Marroquinos comemorando classificação em Amsterdã. Foto: John van der Tol/EPA

A vitória do Marrocos sobre a Holanda nos pênaltis, pela fase de 16 avos da Copa do Mundo, provocou comemorações entre torcedores marroquinos em Amsterdã, mas também expôs tensões sociais e terminou com confrontos e prisões em Haia, no país europeu. A partida, vencida pelos Leões do Atlas após empate no tempo normal e na prorrogação, tinha um peso que ia além do futebol em um país onde vivem cerca de 440 mil pessoas de origem marroquina.

Em Amsterdã, a classificação foi celebrada de forma pacífica em bairros com forte presença da comunidade marroquina. Torcedores com bandeiras do Marrocos e da Holanda acompanharam juntos o jogo em bares e espaços públicos. Em alguns locais, mulheres de véu cantaram o hino holandês, enquanto jovens com camisas laranja aplaudiram o hino marroquino.

A convivência nas ruas contrastou com o ambiente digital, marcado por ataques e provocações de setores da extrema-direita. O político Geert Wilders, conhecido por discursos contra muçulmanos e contra a comunidade marroquina, publicou antes da partida uma imagem feita por inteligência artificial em que aparecia como árbitro mostrando cartão vermelho a um jogador do Marrocos. Após o jogo, porém, usou as redes para parabenizar a seleção marroquina.

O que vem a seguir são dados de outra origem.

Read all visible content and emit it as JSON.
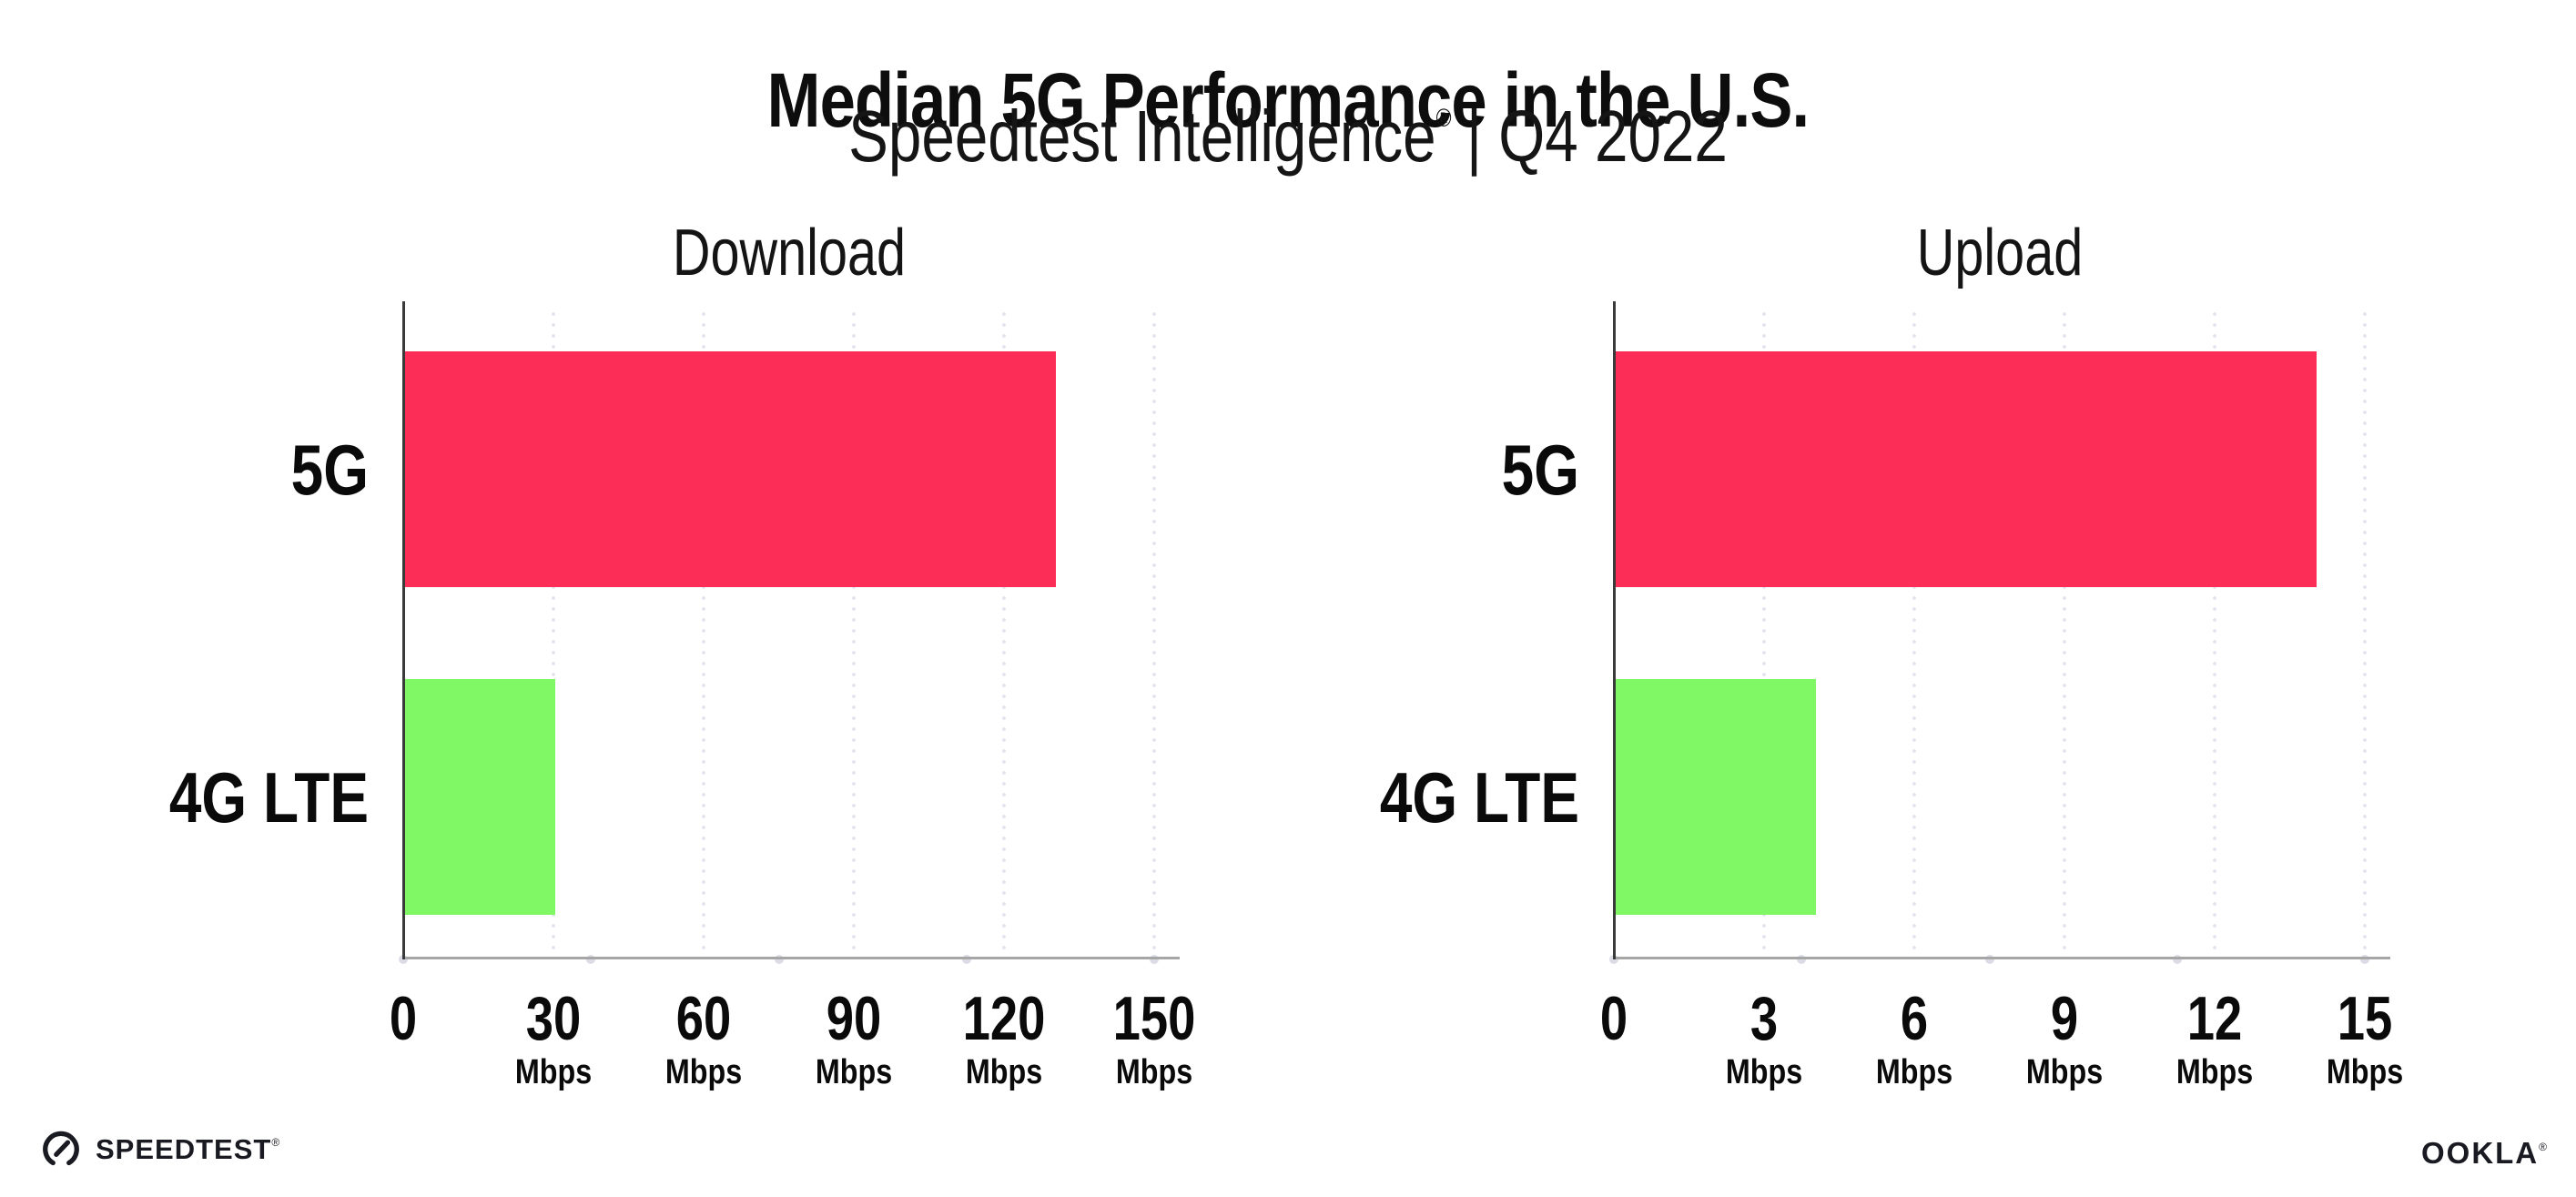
{
  "header": {
    "title": "Median 5G Performance in the U.S.",
    "subtitle": {
      "brand": "Speedtest Intelligence",
      "reg": "®",
      "rest": "| Q4 2022"
    }
  },
  "chart_data": [
    {
      "type": "bar",
      "orientation": "horizontal",
      "title": "Download",
      "categories": [
        "5G",
        "4G LTE"
      ],
      "values": [
        130,
        30
      ],
      "unit": "Mbps",
      "xlim": [
        0,
        150
      ],
      "xticks": [
        0,
        30,
        60,
        90,
        120,
        150
      ],
      "tick_unit_label": "Mbps",
      "bar_colors": [
        "#FC2D57",
        "#80F765"
      ],
      "grid": "dotted-vertical",
      "legend_position": "none"
    },
    {
      "type": "bar",
      "orientation": "horizontal",
      "title": "Upload",
      "categories": [
        "5G",
        "4G LTE"
      ],
      "values": [
        14,
        4
      ],
      "unit": "Mbps",
      "xlim": [
        0,
        15
      ],
      "xticks": [
        0,
        3,
        6,
        9,
        12,
        15
      ],
      "tick_unit_label": "Mbps",
      "bar_colors": [
        "#FC2D57",
        "#80F765"
      ],
      "grid": "dotted-vertical",
      "legend_position": "none"
    }
  ],
  "footer": {
    "speedtest": {
      "label": "SPEEDTEST",
      "reg": "®"
    },
    "ookla": {
      "label": "OOKLA",
      "reg": "®"
    }
  },
  "colors": {
    "bar_5g": "#FC2D57",
    "bar_4g_lte": "#80F765",
    "grid_dots": "#E2E2EE",
    "x_axis_line": "#A6A6A6",
    "y_axis_line": "#3A3A3A",
    "text": "#0D0D0D"
  }
}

O tema da identidade foi central antes da partida. Muitos holandeses de origem marroquina foram questionados sobre qual seleção apoiariam. O ex-jogador Ibrahim Afellay, que defendeu a Holanda 53 vezes, explicou na TV sua torcida pelo Marrocos. O dilema também aparece entre atletas: Noussair Mazraoui, Sofyan Amrabat e Anass Salah-Eddine nasceram na Holanda, mas escolheram defender a seleção marroquina.

Em Amsterdã, torcedores trataram o jogo como uma noite de pertencimento múltiplo. Brahim, de 42 anos, acompanhou a partida em um bar da zona oeste e resumiu o sentimento. “Para mim, este é um jogo em que todos ganham. Não me importo com quem vença. Nasci e cresci na Holanda. Minhas raízes estão no Marrocos, e também sinto amor por esse país”.

A partida terminou empatada após o gol holandês de Cody Gakpo e o empate marroquino de Issa Diop nos acréscimos. Nos pênaltis, Ismael Saibari, destaque do PSV, converteu a cobrança decisiva e levou torcedores marroquinos à euforia.

Em Haia, porém, o clima ficou tenso. A emissora pública NOS informou que policiais foram atingidos por garrafas e fogos de artifício. Segundo a Omroep West, ao menos dez pessoas apontadas como torcedores do Marrocos foram presas após ataques à polícia. Em Roterdã, quatro torcedores também foram detidos, sem que o motivo fosse informado.

Nas ruas de Nieuw-West, em Amsterdã, a festa seguiu pela manhã, com buzinas, bandeiras e fogos. Ilias, de 20 anos, observava a multidão no Plein ’40-’45. “Você está vendo, está uma loucura, todo mundo está feliz”. Ele tentava ir ao trabalho, mas o trânsito estava parado. “O trânsito está completamente travado. Não há táxis circulando”.